Most of the time Wood Storks are reported as flyovers down in Cape May (there was a report just last week; who knows, it might be this bird), so one just feeding in a relatively small body of water was just too hard to resist, especially when I got an early A.M. text from Bob Auster who'd detoured on his way to work to get the bird. So, after I got rid of the sprinkler repairman this morning, I packed some water and an energy bar and drove up to the Hook. The trudge through the sand was as unpleasant as it always is, but, I was propelled forward when I met a birder coming out who confirmed that the stork was still present.

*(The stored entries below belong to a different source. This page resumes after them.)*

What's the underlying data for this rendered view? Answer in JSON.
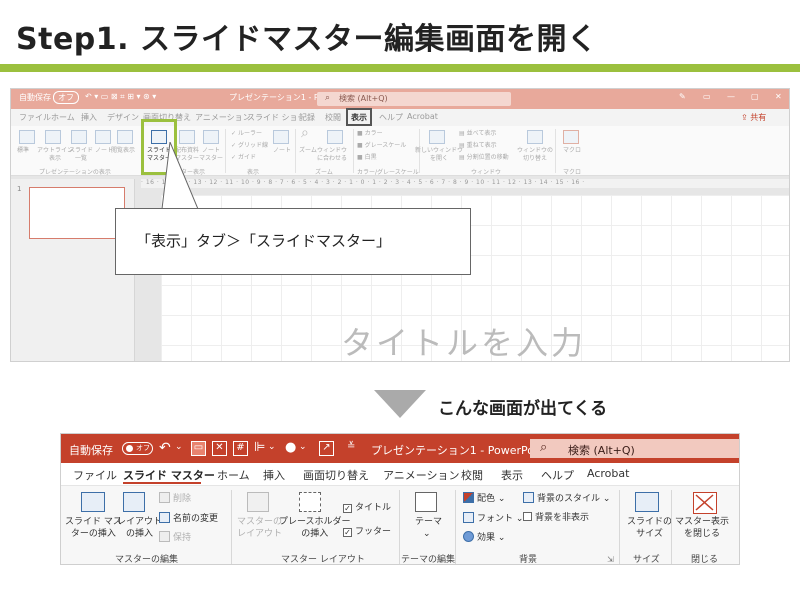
{
  "heading": "Step1. スライドマスター編集画面を開く",
  "colors": {
    "accent_green": "#9bc03e",
    "ppt_red": "#c4412b",
    "ppt_red_faded": "#e8a99b"
  },
  "top_window": {
    "autosave_label": "自動保存",
    "autosave_state": "オフ",
    "file_name": "プレゼンテーション1 - PowerPoint",
    "search_placeholder": "検索 (Alt+Q)",
    "tabs": [
      "ファイル",
      "ホーム",
      "挿入",
      "デザイン",
      "画面切り替え",
      "アニメーション",
      "スライド ショー",
      "記録",
      "校閲",
      "表示",
      "ヘルプ",
      "Acrobat"
    ],
    "share_label": "共有",
    "ribbon_buttons": [
      {
        "label": "標準"
      },
      {
        "label": "アウトライン\n表示"
      },
      {
        "label": "スライド\n一覧"
      },
      {
        "label": "ノート"
      },
      {
        "label": "閲覧表示"
      },
      {
        "label": "スライド\nマスター"
      },
      {
        "label": "配布資料\nマスター"
      },
      {
        "label": "ノート\nマスター"
      },
      {
        "label": "ノート"
      },
      {
        "label": "ズーム"
      },
      {
        "label": "ウィンドウ\nに合わせる"
      },
      {
        "label": "新しいウィンドウ\nを開く"
      },
      {
        "label": "ウィンドウの\n切り替え"
      },
      {
        "label": "マクロ"
      }
    ],
    "show_checks": [
      "ルーラー",
      "グリッド線",
      "ガイド"
    ],
    "color_items": [
      "カラー",
      "グレースケール",
      "白黒"
    ],
    "window_items": [
      "並べて表示",
      "重ねて表示",
      "分割位置の移動"
    ],
    "group_labels": [
      "プレゼンテーションの表示",
      "マスター表示",
      "表示",
      "ズーム",
      "カラー/グレースケール",
      "ウィンドウ",
      "マクロ"
    ],
    "ruler_text": "· 16 · 15 · 14 · 13 · 12 · 11 · 10 · 9 · 8 · 7 · 6 · 5 · 4 · 3 · 2 · 1 · 0 · 1 · 2 · 3 · 4 · 5 · 6 · 7 · 8 · 9 · 10 · 11 · 12 · 13 · 14 · 15 · 16 ·",
    "slide_number": "1",
    "title_placeholder": "タイトルを入力"
  },
  "callout": "「表示」タブ＞「スライドマスター」",
  "caption": "こんな画面が出てくる",
  "bottom_window": {
    "autosave_label": "自動保存",
    "autosave_state": "オフ",
    "file_name": "プレゼンテーション1 - PowerPoint",
    "search_placeholder": "検索 (Alt+Q)",
    "tabs": [
      "ファイル",
      "スライド マスター",
      "ホーム",
      "挿入",
      "画面切り替え",
      "アニメーション",
      "校閲",
      "表示",
      "ヘルプ",
      "Acrobat"
    ],
    "groups": {
      "master_edit": {
        "label": "マスターの編集",
        "insert_master": "スライド マス\nターの挿入",
        "insert_layout": "レイアウト\nの挿入",
        "delete": "削除",
        "rename": "名前の変更",
        "preserve": "保持"
      },
      "master_layout": {
        "label": "マスター レイアウト",
        "master_layout_btn": "マスターの\nレイアウト",
        "insert_placeholder": "プレースホルダー\nの挿入",
        "title_check": "タイトル",
        "footer_check": "フッター"
      },
      "theme_edit": {
        "label": "テーマの編集",
        "theme_btn": "テーマ"
      },
      "background": {
        "label": "背景",
        "colors": "配色",
        "fonts": "フォント",
        "effects": "効果",
        "bg_styles": "背景のスタイル",
        "hide_bg": "背景を非表示"
      },
      "size": {
        "label": "サイズ",
        "slide_size": "スライドの\nサイズ"
      },
      "close": {
        "label": "閉じる",
        "close_master": "マスター表示\nを閉じる"
      }
    }
  }
}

|Not far from Raritan Bay|
After about a half hour of observation, I started walking back. The eclipse, which didn't interest me much, was starting. Someone offered me glasses to look at it on my way to the parking lot, but I have enough trouble with my eyes without taking glasses from strangers. At the parking lot a couple of guys had set up a telescope and were projecting the eclipse onto a piece of cardboard. It was about 30% when I got there. That was neat and now I can say I saw the eclipse of 2017. By the time the eclipse was at its maximum in NJ, 75%, I was stuck in traffic in Long Branch.
But seeing my first New Jersey Wood Stork (unpredictable) was much more interesting than seeing a very predictable celestial event.